After paying for the flowers, Sa'eed came out of the shop to walk to the cemetery. The shopkeeper watched him going for a while and then said to the lady shop assistant, "Look at him. Straight as a walking stick. See the way he walks with long, dignified strides. It seems as though he never had any mishaps in his life."
"To survive one has to be strong. How old he could be? I reckon 60 or 65, but see how smart he is. That is the type of man any young woman would go for without thinking of
about the age difference - young women idolise them," answered the lady shop assistant.
Sa'eed, unaware of their opinions, kept walking, his feet treading on the dry yellowish autumn leaves on the pavements, passing through the row of trees with green moss their trunks and songbirds hopping among the bushes, with their feathers close to their bodies. Occasionally a falling leaf from the tree would fall on his head or his neck, and that
reminded him of the soft touch of his wife's hand.

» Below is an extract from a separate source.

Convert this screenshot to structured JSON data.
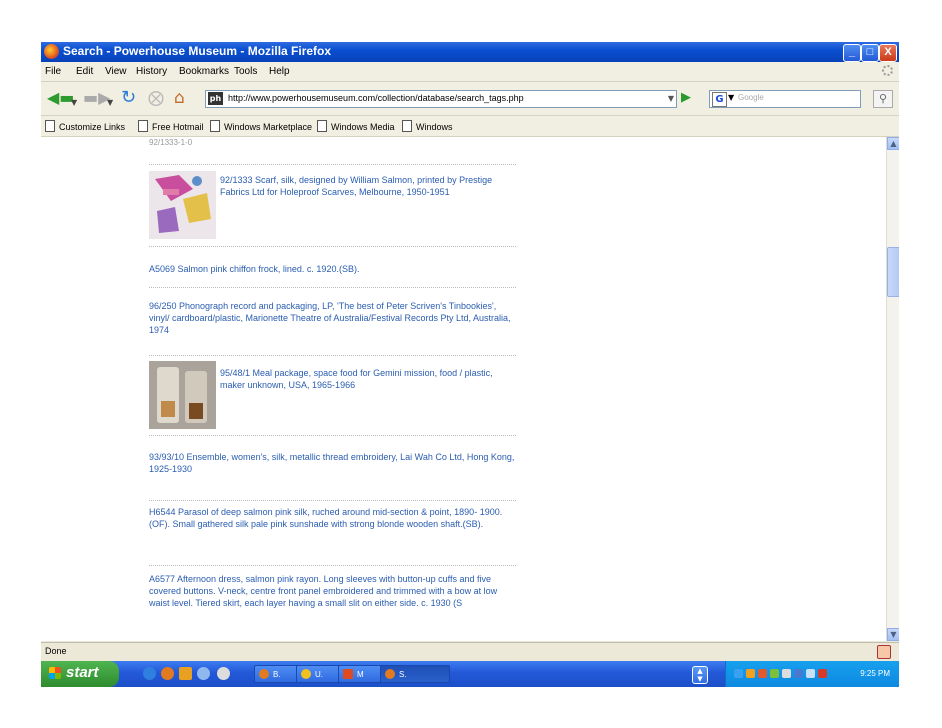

He walked through the rows of graves until he came to the foot of his wife's grave. The grass between the white stone edging of the graves was still damp from last night's rain. The fallen leaves from the now leafless naked cherry trees, sycamores and maples on the periphery of the graveyard were blowing everywhere over the graves and pathways. The air was rich with the rising smell of dampness from the earth and bushes. He felt acutely the pain and sorrow of the departure of his wife - an utter loneliness. The rustling from
the silky dresses of hers, the soft noise from her softly treading feet on the hall-floor - all that lived in his memory was gone. With trembling hands he placed the bouquet of fresh flowers in the middle of the grave. He put the dead flowers from last month in the plastic bag he brought with him. For a long time he recited Faa'ti'hah for the salvation of the soul of his late wife.

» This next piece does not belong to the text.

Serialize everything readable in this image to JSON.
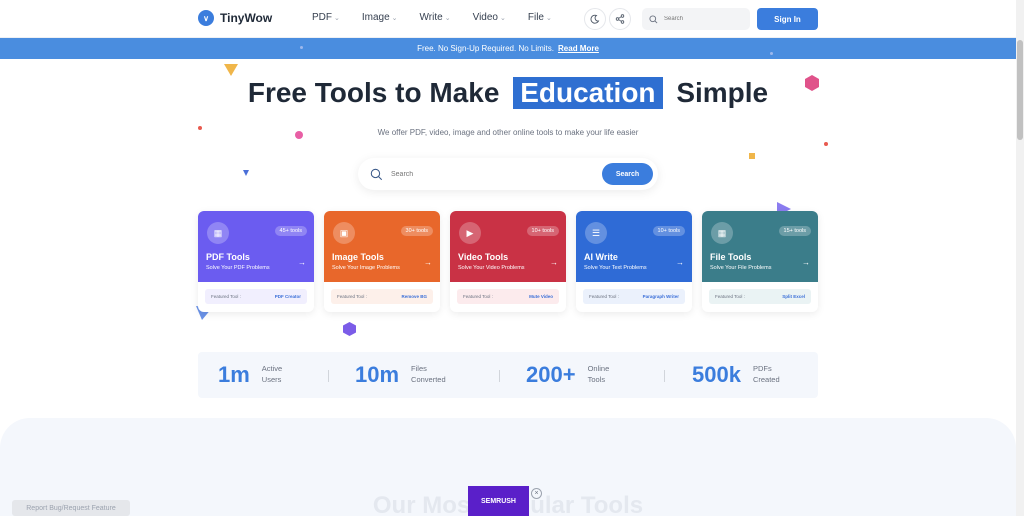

Lucy and Sa'eed, wife and husband,subscribed to their own religious faiths during their marital life. If people with different faiths can exist side by side in this world, they
maintained, then why could not two people with different faiths live under the same roof? They believed that different faiths could be respected without being in conflict with each other. Lucy and Sa'eed kept their pledge of respecting each other's faith without ever having a conflict. After a long recital of Faa'ti'hah, he looked at the grave with deep sorrow
and intense grief and said under his breath "Lucy, nobody now visits our home, not even our own son. When you were there, everybody was so happy to come to visit us". With unbearable grief, he cried and his eyes were wet. At that very moment, a bird flew away from the nearby shrub.... a sign of pulsating life in this universe, characterised by change, action as well as the beauty of sound, where happiness and sorrow co-exist.